Conor McGregor following a well-beaten path for divisive Irish sporting figures
If Conor McGregor’s retirement is the Saipan for the new generation, then those hoping his tweet on Tuesday night will bring an end to the phenomenon are probably going to be disappointed.
A few days after Roy Keane had left the Pacific Island, some believed the story was at an end and went in search of different narratives to frame Ireland’s World Cup around.
Instead the intensity increased and took over every conversation in Ireland. A friend recalls walking along Dublin's Baggot Street in 2002 and realising that the story was now out of control. The husband and wife he passed were talking about Keane. As he went by a pub, all he could hear from inside were the key words belting out and the next few people were engaged with it too.
For years it seemed like it would never end and it rumbled on in one form or another right up until Keane returned to the Ireland set-up in 2014. His presence at the European Championships will probably bring it up again. As Faulkner said, the past is never dead, it’s not even past.
— Ireland Football ⚽️🇮🇪 (@IrelandFootball) April 20, 2016
Keane was a great polarising figure in Ireland subsequent to 2002 and McGregor has had the same effect.
If the sense of shock for those who idolise McGregor as others once idolised Keane is the same, there are key differences.
McGregor’s dispute with the UFC does not have the capacity for friction within Ireland that Keane’s with Mick McCarthy did.
Yet this story will rumble on as Saipan did. McGregor won’t disappear because of Tuesday night’s announcement, no matter how much those who find him disagreeable will it to be so.

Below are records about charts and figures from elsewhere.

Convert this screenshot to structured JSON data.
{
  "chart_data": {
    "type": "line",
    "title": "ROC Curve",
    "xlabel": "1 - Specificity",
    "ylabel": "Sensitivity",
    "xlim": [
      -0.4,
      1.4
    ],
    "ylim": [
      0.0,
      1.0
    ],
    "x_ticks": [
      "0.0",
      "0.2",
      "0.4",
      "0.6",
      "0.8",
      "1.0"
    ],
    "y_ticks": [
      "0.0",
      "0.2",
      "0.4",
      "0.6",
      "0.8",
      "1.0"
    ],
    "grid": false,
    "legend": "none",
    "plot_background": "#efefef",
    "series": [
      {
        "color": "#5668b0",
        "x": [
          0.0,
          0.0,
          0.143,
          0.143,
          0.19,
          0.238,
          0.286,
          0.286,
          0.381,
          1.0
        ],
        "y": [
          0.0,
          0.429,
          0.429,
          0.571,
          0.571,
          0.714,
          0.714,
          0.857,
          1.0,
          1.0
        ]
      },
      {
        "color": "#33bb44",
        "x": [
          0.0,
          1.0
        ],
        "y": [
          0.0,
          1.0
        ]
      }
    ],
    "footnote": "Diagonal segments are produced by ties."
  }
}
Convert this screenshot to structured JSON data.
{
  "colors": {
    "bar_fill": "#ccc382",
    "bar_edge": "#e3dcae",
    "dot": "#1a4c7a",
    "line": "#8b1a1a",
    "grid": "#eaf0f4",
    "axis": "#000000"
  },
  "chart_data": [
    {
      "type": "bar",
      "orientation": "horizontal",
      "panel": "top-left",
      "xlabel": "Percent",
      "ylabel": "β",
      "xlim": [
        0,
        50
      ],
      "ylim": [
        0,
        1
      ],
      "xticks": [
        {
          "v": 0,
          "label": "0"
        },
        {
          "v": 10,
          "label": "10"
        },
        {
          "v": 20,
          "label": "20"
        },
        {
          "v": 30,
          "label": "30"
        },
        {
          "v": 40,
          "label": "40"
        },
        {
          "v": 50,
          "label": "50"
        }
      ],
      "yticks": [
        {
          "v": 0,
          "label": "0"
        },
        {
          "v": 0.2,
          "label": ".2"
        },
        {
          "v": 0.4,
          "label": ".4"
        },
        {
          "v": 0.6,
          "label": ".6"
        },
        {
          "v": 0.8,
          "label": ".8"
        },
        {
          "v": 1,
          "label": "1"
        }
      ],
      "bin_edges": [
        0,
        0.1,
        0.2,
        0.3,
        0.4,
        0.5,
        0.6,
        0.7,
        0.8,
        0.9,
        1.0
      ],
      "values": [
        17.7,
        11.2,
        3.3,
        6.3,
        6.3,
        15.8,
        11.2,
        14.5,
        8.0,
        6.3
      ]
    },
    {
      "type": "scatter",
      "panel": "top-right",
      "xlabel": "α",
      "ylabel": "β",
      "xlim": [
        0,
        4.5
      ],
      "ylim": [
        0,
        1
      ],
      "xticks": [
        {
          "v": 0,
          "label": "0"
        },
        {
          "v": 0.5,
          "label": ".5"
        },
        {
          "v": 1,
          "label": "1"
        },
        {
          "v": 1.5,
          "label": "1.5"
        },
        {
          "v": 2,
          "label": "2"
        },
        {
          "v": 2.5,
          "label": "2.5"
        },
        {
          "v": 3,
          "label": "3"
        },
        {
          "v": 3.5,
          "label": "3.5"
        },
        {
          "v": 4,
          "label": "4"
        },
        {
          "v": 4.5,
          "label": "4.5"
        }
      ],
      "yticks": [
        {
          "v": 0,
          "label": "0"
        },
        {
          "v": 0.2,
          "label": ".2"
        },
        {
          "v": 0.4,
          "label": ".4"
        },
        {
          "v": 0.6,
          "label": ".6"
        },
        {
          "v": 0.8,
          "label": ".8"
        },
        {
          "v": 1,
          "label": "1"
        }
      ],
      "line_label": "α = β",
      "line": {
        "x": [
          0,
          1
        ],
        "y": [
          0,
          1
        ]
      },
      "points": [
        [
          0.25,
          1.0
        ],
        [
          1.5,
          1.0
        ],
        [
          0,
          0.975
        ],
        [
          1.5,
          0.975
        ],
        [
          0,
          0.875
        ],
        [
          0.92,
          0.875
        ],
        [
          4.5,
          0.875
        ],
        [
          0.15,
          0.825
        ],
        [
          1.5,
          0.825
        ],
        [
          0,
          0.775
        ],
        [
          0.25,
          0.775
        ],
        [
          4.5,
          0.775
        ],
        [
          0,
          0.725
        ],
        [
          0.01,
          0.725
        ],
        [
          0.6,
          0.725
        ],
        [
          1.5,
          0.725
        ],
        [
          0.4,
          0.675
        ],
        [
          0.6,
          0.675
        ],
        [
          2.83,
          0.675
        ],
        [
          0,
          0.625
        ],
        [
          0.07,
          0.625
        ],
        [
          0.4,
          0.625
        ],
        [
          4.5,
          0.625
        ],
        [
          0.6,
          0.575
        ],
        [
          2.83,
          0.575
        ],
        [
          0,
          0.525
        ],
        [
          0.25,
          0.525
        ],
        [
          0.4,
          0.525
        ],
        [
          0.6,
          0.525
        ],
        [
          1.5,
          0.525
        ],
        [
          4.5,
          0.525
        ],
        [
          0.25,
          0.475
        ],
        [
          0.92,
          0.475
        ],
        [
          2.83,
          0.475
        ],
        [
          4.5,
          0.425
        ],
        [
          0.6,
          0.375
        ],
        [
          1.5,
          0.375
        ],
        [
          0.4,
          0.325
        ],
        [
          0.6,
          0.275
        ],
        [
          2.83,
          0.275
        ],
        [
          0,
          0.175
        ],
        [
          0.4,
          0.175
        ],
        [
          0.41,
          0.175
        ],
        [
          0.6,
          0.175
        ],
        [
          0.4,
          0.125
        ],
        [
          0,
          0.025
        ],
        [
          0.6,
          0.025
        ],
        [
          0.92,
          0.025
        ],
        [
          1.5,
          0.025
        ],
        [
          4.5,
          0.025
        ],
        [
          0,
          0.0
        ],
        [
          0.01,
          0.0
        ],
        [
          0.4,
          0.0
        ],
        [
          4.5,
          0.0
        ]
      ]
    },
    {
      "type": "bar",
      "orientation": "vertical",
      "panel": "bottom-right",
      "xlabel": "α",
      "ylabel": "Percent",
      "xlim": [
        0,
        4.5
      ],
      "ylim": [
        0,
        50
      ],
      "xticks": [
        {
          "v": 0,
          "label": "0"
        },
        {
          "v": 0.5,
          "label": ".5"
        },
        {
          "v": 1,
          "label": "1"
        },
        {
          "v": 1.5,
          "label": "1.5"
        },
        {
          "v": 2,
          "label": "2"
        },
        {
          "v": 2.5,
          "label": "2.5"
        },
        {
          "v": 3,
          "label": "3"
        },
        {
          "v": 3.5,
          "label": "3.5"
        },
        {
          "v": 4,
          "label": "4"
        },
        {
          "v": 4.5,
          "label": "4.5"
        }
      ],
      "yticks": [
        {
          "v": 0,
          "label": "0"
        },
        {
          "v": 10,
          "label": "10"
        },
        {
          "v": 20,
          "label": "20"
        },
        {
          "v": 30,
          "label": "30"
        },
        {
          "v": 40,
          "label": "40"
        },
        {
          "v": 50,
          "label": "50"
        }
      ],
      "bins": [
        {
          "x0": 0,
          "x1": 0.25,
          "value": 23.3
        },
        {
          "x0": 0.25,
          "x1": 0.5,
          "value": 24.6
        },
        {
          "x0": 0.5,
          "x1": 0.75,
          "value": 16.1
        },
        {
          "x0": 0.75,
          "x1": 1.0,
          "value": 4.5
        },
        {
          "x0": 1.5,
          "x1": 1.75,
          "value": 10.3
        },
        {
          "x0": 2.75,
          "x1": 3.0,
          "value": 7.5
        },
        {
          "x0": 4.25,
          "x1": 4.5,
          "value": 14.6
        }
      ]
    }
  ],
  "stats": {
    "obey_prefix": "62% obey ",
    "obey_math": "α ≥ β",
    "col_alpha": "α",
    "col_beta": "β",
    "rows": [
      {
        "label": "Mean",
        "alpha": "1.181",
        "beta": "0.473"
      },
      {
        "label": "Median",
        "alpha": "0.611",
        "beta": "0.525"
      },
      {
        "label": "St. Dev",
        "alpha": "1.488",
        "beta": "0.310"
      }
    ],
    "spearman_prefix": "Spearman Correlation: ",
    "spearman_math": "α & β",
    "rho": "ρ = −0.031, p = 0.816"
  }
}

The context of McGregor’s tweet and his subsequent exclusion from UFC 200 suggests that, as retirement plans go, this wasn’t a civil servant leaving the Department of Forestry and Fisheries after 40 years of steady service, an index-linked pension and a gift subscription to Open Fairways.
McGregor has a decent pension pot, but he had reason to believe that his earning potential was going to continue to increase, and for a man who has made his wealth central to his mission statement that would seem to provide a context for his retirement.
UFC may feel like they can do without him, and there are those who confidently predict that they can market a new fighter as they have marketed McGregor.
But it may not be that simple. There are many reasons for the phenomenon that is McGregor, just as there are many reasons for the rise of MMA.
Ireland may have become hooked because of McGregor, but his rise has been global and it may not be as easy to replicate his appeal simply because there is a template.
McGregor has positioned himself smartly and his appeal has simultaneously transcended UFC and exposed MMA to a whole new audience.
Some of that audience are reluctant or disgusted viewers who can’t understand the attraction of a sport they don’t see as sport at all.
But this position in the counterculture is part of the appeal, just as previous generations became more possessive as their parents questioned if rock ’n’ roll was really music or if civilisation was going to collapse when their children starting attending raves.
There were moments when it all seemed over and those who set themselves in opposition felt they'd seen off this existential threat.
Often it didn't work out that way.
McGregor might have ambitions beyond UFC but he, too, might discover that he needed their expertise as much as they have benefited from his instinctive cunning and marketing genius.
McGregor’s retirement hasn’t altered the fundamentals. ‘What will Conor McGregor do next?’ has been the question which has driven the story during his rise. It will probably become an even more pressing question during his exile, no matter how long it lasts.